[Thémis] Saisine du doyen des juges d’instruction avec constitution de partie civile = information judiciaire automatique ?

Cher Monsieur le Procureur de la République de Grenoble,

Loin de nous de d’essayer de vous faire contre-pieds dans quelque affaire que ce soit. Il n’en appert pas mois que, chef du parquet de Grenoble, vous avez une liberté de parole publique que vos confrères du siège n’ont point.

Nous allons donc en profiter bassement 😀

En toute sympathie et par intérêt sincère pour la chose judiciaire, nous vous proposons d’engager une discussion qui ne manquera pas de nous éclairer ainsi que nos quelques lecteurs sur cette chose judiciaire qui reste trop étrangère pour nous « profanes ».

Le droit valant bien plus par sa pratique que par son enseignement – ce que nous venons d’écrire est débile puisque le droit ne vaut que par la pratique qui consiste à le faire appliquer – autant aller directement du praticien au citoyen.

Nous n’avons pas manqué de vous lire cité dans cet article: « le juge d’instruction n’a pas été saisi d’un réquisitoire introductif du parquet qui doit préalablement examiner la recevabilité de cette plainte »

Nous avons donc une conception erronée de ce qu’est une plainte avec constitution de partie civile par saisine du doyen des juges d’instruction.

Non pas que la notion de partie civile nous soit étrangère.

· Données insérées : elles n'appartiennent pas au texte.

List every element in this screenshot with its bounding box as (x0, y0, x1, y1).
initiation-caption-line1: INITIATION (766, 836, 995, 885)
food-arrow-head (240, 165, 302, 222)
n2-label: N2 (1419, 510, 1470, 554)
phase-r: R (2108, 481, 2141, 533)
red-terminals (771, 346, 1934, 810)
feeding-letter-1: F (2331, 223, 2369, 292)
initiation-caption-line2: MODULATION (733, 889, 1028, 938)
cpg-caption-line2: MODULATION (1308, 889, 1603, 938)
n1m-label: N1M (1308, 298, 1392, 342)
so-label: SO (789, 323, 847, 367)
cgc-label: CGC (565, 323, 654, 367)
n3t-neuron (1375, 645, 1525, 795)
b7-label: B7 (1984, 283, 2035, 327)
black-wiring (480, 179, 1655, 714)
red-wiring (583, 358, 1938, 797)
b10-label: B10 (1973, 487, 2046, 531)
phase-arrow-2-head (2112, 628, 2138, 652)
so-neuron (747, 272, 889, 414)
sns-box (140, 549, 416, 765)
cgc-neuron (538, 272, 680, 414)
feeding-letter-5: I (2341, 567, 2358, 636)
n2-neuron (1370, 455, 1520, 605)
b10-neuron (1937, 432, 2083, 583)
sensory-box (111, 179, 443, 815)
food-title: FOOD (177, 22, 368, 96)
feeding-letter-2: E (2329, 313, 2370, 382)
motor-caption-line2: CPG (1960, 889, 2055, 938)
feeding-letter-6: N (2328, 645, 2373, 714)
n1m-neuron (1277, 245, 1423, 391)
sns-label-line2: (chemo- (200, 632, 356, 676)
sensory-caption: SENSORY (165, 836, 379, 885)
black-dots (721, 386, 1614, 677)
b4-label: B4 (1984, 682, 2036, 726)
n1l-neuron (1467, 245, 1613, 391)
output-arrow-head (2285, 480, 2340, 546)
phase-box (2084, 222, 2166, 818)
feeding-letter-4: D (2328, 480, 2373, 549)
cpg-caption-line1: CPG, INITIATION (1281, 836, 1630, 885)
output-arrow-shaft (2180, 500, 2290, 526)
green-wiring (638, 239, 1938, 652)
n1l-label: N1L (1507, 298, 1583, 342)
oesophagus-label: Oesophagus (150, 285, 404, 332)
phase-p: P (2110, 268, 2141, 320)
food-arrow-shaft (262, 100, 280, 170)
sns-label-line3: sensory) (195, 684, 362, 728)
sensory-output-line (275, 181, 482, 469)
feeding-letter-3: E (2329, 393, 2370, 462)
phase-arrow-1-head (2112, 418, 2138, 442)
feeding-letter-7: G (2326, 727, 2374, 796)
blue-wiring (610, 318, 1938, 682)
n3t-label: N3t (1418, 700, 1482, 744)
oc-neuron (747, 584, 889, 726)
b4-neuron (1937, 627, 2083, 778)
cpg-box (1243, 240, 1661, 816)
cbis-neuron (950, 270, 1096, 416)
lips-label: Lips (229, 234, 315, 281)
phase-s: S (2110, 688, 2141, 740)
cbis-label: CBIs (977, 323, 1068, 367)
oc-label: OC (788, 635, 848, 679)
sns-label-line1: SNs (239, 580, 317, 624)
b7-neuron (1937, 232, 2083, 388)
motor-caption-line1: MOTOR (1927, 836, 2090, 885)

C’est de procédure (« adversaire résolue de l’arbitraire, sœur le la liberté ») dont il s’agit.

Nous allons donc vous exposer ce que nous croyons (nous somme en la matière plus au stade de la croyance que de la connaissance) et serons ravis que vous nous édifiiez si vous en avez et le temps et l’envie.

La plainte avec constitution de partie civile posée près le doyen des juges d’instruction déclenche automatiquement la désignation d’un juge d’instruction et une information judiciaire, puisqu’elle a valeur de réquisitoire.

Elle autorise le déclenchement de l’action publique à l’initiative du plaignant en cas d’inertie du parquet (à l’exception des délits de presse et des crimes où plainte préalable n’est pas nécessaire) selon des incriminations définies par le plaignant, passant outre de ce fait le parquet qui, si informé par le siège, n’a d’autre choix que de requérir un juge d’instruction.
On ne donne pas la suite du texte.